HC Deb 28 November 1944 vol 404 cc2398-9
55. Mr. A. Edwards

asked the Prime Minister what machinery is in operation for co-ordinating the plans from war to peace production, the personnel of committees dealing with it, and what special steps have been taken to deal with exports.

The Prime Minister

Regarding the co-ordination of plans for the transition from war-time to peace-time production, I have nothing to add to the answer I gave to my hon. and gallant Friend the Member for Wycombe (Sir A. Knox) on 15th November last. As regards preparations for the re-expansion of our export trade, which are, of course, possible only to the very limited extent that war production allows, my right hon. Friend the President of the Board of Trade, who is responsible, is dealing with this matter, and is in close touch with the persons and interests concerned.

Mr.
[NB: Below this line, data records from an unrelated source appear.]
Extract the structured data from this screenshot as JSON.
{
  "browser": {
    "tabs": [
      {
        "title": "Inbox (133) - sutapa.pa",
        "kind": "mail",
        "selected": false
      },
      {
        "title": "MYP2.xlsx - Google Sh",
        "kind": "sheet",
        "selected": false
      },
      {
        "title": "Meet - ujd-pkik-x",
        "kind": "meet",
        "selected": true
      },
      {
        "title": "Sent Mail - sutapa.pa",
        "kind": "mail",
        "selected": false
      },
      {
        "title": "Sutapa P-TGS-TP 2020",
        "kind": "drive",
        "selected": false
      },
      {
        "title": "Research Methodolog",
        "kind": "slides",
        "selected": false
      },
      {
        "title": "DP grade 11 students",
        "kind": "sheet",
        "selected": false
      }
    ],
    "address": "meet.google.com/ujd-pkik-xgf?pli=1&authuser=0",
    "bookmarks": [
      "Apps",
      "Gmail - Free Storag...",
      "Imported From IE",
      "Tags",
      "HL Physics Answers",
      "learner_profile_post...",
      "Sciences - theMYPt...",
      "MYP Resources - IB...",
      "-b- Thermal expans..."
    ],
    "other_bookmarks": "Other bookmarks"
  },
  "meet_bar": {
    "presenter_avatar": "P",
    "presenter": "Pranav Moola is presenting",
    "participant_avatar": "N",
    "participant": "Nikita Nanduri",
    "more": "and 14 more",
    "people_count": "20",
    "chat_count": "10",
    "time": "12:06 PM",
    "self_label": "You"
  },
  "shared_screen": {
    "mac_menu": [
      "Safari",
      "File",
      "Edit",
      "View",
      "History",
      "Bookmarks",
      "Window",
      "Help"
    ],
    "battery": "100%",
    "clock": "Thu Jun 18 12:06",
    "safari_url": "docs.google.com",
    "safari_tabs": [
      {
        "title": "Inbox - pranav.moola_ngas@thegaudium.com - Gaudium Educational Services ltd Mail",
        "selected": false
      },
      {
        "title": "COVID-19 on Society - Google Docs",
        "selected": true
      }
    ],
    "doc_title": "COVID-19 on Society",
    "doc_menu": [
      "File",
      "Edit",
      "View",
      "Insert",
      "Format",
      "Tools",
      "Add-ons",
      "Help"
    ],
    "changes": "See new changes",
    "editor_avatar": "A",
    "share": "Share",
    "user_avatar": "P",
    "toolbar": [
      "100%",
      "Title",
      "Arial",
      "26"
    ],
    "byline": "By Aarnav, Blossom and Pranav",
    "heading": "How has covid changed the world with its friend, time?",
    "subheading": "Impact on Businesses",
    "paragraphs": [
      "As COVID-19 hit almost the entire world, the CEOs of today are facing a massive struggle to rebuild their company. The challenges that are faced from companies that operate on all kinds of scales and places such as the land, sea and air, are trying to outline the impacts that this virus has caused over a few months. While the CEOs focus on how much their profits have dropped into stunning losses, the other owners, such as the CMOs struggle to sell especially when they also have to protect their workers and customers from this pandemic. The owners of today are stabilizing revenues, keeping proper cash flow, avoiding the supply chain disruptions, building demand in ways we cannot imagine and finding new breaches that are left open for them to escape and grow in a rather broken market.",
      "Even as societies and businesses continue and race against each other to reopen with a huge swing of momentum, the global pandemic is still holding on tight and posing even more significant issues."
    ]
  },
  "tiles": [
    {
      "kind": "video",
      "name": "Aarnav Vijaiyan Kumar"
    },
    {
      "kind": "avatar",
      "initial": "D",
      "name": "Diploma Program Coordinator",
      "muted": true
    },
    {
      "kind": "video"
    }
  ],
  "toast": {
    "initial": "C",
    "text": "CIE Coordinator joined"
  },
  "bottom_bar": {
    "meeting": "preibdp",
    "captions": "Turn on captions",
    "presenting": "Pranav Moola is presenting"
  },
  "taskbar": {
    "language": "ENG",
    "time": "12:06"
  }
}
Edwards

Is the Prime Minister not aware that there is a great deal of confusion in the business community in view of his own statement recently? There are three Departments concerned with this transitional period, and business people do not appear to be able to get facilities from any one of them. Is he further aware that in the official publication of the American Government, they make it quite clear that post-war trade is part of their war strategy? Is there any reason why our Government should not do the same?

The Prime Minister

A great deal of work is done, and is being done, on all these matters, and every preparation that can be made is being either made or foreseen, but the resources that are left over from the war are not large. The Presi- dent of the Board of Trade has not a great volume of resources at his disposal. I wish they could be more. They will certainly be more when the victory is won in Europe, and as I say, preliminary steps are being taken. All the same, I think I must say that we are dominated and held down in these matters by the weight of the war.

Mr. Shinwell

While appreciating the grave difficulties that beset the Government in switching over instantaneously from war to peace production, may I ask, Does the Prime Minister not recognise that there are several Departments which, in the nature of the case, must deal with all these matters? In view of the present position would it not be desirable to have in this Assembly a representative of the Ministry of Reconstruction, which is primarily responsible for these matters?

The Prime Minister

We have to maintain a proper balance between the two branches of the Legislature.

Mr. De la Bère

Why not have a co-ordinating Minister for common sense?